DK 78 w kierunku Czech zakorkowana. Kolejka tirów w Olzie
Wprowadzenie przez Czechów nowych zasad zaskoczyło kierowców ciężarówek, przekraczających granicę z Czechami. Stoją w kolejce do przejścia granicznego już nie tylko na autostradzie A1, ale też na DK 78 (Nowe Chałupki), gdzie kolejka tirów i stojących między nimi aut osobowych, tuż przed godz. 12.00 sięgała początku (jadąc od Gorzyc) miejscowości Olza.

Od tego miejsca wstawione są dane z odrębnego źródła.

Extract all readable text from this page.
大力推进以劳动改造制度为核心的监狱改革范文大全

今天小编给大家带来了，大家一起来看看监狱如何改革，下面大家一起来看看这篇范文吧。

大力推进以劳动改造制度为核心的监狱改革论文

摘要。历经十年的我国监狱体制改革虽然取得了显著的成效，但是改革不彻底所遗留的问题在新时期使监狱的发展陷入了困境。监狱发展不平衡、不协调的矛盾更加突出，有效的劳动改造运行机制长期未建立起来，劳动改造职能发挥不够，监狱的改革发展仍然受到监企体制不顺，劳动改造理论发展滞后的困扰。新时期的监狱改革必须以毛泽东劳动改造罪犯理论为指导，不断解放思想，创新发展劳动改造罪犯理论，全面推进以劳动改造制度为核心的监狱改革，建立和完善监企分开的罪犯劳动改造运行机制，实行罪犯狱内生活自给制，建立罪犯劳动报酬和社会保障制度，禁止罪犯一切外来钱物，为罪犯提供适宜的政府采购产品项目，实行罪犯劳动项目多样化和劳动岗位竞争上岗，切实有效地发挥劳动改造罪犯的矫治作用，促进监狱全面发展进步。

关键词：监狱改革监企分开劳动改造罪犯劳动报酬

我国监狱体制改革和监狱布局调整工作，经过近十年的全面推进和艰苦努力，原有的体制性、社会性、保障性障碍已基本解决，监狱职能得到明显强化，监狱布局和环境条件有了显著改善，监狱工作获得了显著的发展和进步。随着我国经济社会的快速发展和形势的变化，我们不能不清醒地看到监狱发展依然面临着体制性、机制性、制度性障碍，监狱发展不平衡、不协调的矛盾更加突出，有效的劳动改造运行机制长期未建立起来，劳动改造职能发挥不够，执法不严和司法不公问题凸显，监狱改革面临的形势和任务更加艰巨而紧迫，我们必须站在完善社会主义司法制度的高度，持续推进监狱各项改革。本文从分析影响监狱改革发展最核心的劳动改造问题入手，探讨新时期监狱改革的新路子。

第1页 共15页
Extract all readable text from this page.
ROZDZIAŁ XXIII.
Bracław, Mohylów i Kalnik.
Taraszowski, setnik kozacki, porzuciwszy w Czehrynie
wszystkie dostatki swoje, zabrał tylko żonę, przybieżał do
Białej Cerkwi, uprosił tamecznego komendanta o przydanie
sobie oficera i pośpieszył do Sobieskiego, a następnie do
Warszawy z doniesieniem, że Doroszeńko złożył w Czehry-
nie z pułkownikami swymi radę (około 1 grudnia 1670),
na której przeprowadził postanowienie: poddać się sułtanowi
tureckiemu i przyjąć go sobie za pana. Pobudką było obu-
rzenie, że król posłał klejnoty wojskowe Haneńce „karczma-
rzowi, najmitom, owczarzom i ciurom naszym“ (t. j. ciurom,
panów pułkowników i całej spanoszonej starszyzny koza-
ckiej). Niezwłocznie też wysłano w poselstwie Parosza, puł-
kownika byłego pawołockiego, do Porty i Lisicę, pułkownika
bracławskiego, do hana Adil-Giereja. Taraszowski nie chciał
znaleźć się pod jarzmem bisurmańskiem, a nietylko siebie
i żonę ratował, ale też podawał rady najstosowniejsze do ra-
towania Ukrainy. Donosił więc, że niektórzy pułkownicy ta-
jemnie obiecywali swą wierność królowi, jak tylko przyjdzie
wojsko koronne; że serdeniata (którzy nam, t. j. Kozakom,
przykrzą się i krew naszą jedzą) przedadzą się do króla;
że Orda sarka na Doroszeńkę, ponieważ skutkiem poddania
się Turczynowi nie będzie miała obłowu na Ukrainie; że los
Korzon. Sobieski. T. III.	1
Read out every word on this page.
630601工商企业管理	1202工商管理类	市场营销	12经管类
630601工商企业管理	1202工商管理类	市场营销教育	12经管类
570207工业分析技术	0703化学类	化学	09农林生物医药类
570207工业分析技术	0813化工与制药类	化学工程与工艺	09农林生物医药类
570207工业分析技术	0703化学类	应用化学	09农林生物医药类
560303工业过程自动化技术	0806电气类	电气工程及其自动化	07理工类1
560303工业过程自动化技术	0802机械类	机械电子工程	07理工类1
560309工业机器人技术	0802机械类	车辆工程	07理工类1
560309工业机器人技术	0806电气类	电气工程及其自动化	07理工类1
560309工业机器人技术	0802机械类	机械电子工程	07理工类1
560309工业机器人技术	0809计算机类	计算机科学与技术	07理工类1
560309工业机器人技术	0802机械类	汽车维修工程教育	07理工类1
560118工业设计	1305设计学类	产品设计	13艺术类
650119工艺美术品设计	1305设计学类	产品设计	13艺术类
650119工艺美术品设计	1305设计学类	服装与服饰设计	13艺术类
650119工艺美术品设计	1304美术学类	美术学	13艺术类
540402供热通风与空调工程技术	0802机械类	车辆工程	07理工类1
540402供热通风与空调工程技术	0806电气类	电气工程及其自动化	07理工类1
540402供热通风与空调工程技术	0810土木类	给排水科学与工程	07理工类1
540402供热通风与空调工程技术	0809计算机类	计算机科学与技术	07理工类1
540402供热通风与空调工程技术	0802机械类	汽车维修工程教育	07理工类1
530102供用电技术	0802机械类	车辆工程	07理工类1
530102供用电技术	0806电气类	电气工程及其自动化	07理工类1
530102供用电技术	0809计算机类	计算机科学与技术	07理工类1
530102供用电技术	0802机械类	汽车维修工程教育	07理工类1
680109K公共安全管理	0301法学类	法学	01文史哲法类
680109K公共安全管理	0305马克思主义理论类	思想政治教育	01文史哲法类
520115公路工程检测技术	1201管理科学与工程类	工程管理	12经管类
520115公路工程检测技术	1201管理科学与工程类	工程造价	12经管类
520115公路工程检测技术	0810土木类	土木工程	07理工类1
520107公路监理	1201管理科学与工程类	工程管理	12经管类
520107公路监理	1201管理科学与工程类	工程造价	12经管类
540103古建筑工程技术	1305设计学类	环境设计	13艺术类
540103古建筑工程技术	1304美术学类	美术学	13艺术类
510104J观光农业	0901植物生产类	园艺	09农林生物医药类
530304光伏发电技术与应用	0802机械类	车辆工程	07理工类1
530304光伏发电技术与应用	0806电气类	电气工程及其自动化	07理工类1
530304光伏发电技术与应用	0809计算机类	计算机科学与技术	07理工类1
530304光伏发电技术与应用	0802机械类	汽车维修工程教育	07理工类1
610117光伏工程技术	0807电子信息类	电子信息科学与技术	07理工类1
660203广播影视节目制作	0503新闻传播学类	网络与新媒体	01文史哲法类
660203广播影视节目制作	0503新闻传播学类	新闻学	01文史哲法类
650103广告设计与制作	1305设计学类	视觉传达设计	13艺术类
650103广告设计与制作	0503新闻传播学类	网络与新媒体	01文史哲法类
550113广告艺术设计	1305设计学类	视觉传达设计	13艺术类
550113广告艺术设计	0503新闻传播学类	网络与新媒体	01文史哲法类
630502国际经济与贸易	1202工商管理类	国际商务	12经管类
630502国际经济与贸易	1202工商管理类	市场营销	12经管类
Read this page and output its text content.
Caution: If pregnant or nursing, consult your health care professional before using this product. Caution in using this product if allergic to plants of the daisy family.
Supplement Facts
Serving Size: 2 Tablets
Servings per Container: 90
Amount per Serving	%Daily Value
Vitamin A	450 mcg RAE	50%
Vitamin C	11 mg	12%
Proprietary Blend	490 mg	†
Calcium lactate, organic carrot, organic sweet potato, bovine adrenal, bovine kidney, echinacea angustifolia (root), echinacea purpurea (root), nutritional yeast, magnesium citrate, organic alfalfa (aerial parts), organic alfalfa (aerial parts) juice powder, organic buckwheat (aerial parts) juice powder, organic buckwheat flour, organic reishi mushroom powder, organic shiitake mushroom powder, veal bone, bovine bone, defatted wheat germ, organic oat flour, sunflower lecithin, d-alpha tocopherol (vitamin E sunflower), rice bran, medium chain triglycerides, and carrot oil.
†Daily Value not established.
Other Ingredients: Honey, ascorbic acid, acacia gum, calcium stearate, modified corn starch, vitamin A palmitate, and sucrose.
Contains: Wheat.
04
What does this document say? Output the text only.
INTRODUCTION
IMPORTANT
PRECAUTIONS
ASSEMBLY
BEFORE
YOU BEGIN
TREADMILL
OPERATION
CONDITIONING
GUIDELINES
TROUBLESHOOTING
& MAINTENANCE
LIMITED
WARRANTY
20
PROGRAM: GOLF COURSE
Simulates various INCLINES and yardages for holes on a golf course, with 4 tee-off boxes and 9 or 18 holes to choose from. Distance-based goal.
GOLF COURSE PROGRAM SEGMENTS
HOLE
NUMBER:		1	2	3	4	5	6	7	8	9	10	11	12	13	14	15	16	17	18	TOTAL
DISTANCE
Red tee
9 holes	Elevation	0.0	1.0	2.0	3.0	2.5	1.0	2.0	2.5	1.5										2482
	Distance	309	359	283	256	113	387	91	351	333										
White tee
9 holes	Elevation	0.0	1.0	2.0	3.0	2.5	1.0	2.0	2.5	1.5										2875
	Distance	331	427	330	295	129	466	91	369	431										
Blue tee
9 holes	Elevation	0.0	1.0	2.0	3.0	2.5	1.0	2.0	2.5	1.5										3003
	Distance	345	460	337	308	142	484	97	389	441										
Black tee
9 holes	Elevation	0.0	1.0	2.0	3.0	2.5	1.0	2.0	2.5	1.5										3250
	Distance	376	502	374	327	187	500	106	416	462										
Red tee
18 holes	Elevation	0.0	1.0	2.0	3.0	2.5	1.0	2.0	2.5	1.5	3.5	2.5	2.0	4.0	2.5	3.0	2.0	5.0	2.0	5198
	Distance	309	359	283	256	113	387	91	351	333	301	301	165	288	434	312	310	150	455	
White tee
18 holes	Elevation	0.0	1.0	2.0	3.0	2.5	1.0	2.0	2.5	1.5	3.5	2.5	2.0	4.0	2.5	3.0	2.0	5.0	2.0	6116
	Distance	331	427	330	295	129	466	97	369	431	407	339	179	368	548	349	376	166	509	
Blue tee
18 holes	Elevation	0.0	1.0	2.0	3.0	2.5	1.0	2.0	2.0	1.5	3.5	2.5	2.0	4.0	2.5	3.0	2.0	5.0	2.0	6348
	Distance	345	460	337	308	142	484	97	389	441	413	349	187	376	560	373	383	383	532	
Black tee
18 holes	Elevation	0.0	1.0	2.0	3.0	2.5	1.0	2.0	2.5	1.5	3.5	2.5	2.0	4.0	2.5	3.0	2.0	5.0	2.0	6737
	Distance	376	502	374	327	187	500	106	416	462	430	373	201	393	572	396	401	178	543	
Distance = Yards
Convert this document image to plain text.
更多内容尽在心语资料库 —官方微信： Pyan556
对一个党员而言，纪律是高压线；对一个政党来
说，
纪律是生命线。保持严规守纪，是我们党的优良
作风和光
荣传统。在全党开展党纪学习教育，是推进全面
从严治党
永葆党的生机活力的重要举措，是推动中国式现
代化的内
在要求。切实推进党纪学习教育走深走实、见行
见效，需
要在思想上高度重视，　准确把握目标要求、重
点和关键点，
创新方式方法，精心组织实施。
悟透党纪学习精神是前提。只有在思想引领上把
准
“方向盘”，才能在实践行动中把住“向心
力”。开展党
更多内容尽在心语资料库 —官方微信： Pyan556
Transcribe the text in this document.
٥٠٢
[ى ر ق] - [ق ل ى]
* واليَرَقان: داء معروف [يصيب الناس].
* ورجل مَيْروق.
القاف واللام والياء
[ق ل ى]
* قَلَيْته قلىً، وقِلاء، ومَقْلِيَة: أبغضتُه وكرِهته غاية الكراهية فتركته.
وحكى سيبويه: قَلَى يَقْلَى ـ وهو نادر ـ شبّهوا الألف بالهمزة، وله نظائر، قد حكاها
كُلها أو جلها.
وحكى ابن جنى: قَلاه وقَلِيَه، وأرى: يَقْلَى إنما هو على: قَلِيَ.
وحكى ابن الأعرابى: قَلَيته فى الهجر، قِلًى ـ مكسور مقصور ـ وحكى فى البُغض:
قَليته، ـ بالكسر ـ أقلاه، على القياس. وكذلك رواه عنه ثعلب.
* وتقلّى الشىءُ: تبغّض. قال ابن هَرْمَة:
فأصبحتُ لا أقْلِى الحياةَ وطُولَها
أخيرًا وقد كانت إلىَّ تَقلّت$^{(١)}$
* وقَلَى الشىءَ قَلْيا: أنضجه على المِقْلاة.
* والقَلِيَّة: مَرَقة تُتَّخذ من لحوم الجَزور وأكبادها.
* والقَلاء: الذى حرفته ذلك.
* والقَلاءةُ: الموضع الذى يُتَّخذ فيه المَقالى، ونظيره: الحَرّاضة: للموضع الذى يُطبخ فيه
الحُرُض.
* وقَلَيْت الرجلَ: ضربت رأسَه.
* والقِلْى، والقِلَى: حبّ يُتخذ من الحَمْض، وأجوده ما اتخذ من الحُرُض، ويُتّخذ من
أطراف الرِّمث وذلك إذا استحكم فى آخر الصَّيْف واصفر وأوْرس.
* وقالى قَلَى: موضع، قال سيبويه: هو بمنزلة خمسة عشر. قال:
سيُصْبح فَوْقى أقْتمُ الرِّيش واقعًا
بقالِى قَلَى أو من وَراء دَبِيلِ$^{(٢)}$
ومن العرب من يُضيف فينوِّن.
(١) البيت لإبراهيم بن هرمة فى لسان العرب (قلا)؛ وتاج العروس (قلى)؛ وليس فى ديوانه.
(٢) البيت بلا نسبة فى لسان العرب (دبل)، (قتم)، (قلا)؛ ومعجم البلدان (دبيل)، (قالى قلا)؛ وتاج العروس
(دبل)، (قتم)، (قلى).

Dla kierowców aut ciężarowych, nowe zasady przekraczania granicy z Czechami, wprowadzone przez Czechów okazały się być zaskoczeniem. - Nic nie wiedziałem o tych zasadach i chyba mało kto wiedział - mówi kierowca tira z Grębowa, z którym rozmawialiśmy w Olzie. Nasz rozmówca z Podkarpacia, wiezie paszę do Włoch dla koni.
Między tirami poruszają się samochody osobowe. Kierowcy ciężarówek zostawiają miejsce, dzięki czemu miejscowi mogą powoli przesuwać się w kolejce do przodu. Kto jednak może, ten niech dziś unika poruszania się w kierunku Olzy i Chałupek.
Wydaje się, że sytuacja zaskoczyła mocno również administratora DK 78 i autostrady A1, GDDKiA, która o zmianach na przejściach granicznych o niczym nie informowała, ani do tej pory jeszcze nie informuje.
Zresztą zaskoczone decyzjami Czechów, są również inne organy naszego państwa. O możliwych utrudnieniach informuje co prawda Śląski Oddział Straży Granicznej. Na jego stronie internetowej zamieszczony został komunikat, który w mediach społecznościowych pojawił się jednak dopiero koło godz. 10.00-11.00. - Od 14 kwietnia czeska policja rejestruje w systemie każdą osobę, która przekracza granicę, zarówno na wjazd, jak i na wyjazd z Republiki Czeskiej. Rejestracja wiąże się z wpisywaniem do systemu dodatkowych informacji, m.in. czy osoba wjeżdżająca podlega kwarantannie, czy jest pracownikiem transgranicznym, jej danych kontaktowych itp. Działania te mogą wydłużyć czas oczekiwania na przekroczenie granicy przy wjeździe i wyjeździe z Czech - czytamy w komunikacie. Ten sam komunikat na swoim Twitterze opublikowała dwie godziny temu... polska Ambasada w Czechach.
a jak polacy kontrolowali i był korek to jakie było larmo a czechy mogą
Świat się skończył bo ktoś gdzieś zakaszlal. Brawo dla nowoczesnej Europy!